—Estamos pensando en la naturaleza del deseo —respondió Han Fei-tzu.

—¿El deseo de quién? —preguntó ella—. ¿Y hacia qué?

«Mi deseo de que tus huesos sanen y recuperen sus fuerzas, para que no se rompan a la más mínima presión. Para que puedas ponerte de nuevo en pie, o levantar siquiera un brazo sin que tus propios músculos arranquen trozos de hueso o hagan que el hueso se rompa bajo la tensión. Para no tener que ver cómo te marchitas hasta pesar sólo dieciocho kilos. Nunca supe lo perfecta que era nuestra felicidad hasta que me enteré de que ya no podríamos estar juntos.»

—Mi deseo —respondió él—. Hacia ti.

—«Sólo se desea lo que no se tiene.» ¿Quién dijo eso?

—Tú —dijo Han Fei-tzu—. Algunos dicen «lo que no puedes tener».

Otros dicen «lo que no deberías tener». Yo digo: «Sólo puedes desear verdaderamente lo que desearás siempre».

—Me tienes para siempre.

—Te perderé esta noche. O mañana. O la semana que viene.

—Pensemos en la naturaleza del deseo —instó Jiang-ging.

Como antes, usaba la filosofía para sacarlo de su amarga melancolía.

Él se resistió, pero sólo a medias.

—Eres una gobernante dura —se quejó Han Fei-tzu—. Como tu antepasada-del-corazón, no haces ninguna concesión a la fragilidad de los demás.

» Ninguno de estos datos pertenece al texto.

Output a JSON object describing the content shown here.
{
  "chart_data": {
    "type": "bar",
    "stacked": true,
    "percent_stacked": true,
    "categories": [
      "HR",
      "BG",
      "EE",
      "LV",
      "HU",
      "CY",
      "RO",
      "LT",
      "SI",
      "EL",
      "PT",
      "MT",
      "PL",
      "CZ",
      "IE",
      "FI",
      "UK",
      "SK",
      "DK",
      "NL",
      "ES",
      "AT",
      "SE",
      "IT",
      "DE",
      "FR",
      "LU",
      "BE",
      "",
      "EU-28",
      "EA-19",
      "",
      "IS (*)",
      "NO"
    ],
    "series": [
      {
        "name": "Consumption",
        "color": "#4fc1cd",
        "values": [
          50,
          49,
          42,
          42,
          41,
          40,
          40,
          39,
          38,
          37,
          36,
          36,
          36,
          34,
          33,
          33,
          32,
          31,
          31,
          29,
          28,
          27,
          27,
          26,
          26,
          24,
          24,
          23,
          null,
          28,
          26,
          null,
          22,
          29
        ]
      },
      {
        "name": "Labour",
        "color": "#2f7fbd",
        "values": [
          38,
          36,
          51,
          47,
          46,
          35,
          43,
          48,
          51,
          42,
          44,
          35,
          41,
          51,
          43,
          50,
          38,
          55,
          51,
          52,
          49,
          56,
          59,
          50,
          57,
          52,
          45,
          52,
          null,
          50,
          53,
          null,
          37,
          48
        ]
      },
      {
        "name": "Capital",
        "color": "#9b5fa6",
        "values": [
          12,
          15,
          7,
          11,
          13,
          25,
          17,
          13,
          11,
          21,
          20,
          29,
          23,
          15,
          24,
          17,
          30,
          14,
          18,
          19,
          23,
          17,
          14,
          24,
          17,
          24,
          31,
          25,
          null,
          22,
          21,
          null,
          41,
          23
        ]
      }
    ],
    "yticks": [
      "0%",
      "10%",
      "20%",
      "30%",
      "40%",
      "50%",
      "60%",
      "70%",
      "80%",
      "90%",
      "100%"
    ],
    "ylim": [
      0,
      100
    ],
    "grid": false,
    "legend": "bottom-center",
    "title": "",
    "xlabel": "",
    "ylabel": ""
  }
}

Jiang-ging llevaba el nombre de una líder revolucionaria del pasado remoto que intentó guiar al pueblo a un nuevo Sendero, pero fue derrocada por cobardes de corazón débil. Han Fei-tzu pensaba que no estaba bien que su esposa muriera antes que él: su antepasada-del-corazón había sobrevivido a su esposo. Además, las esposas deberían vivir más que los maridos. Las mujeres eran más completas interiormente. También eran mejores para vivir con sus hijos. Nunca estaban tan solitarias como un hombre solo. Jiang-ging no quiso dejarle que volviera a sus meditaciones.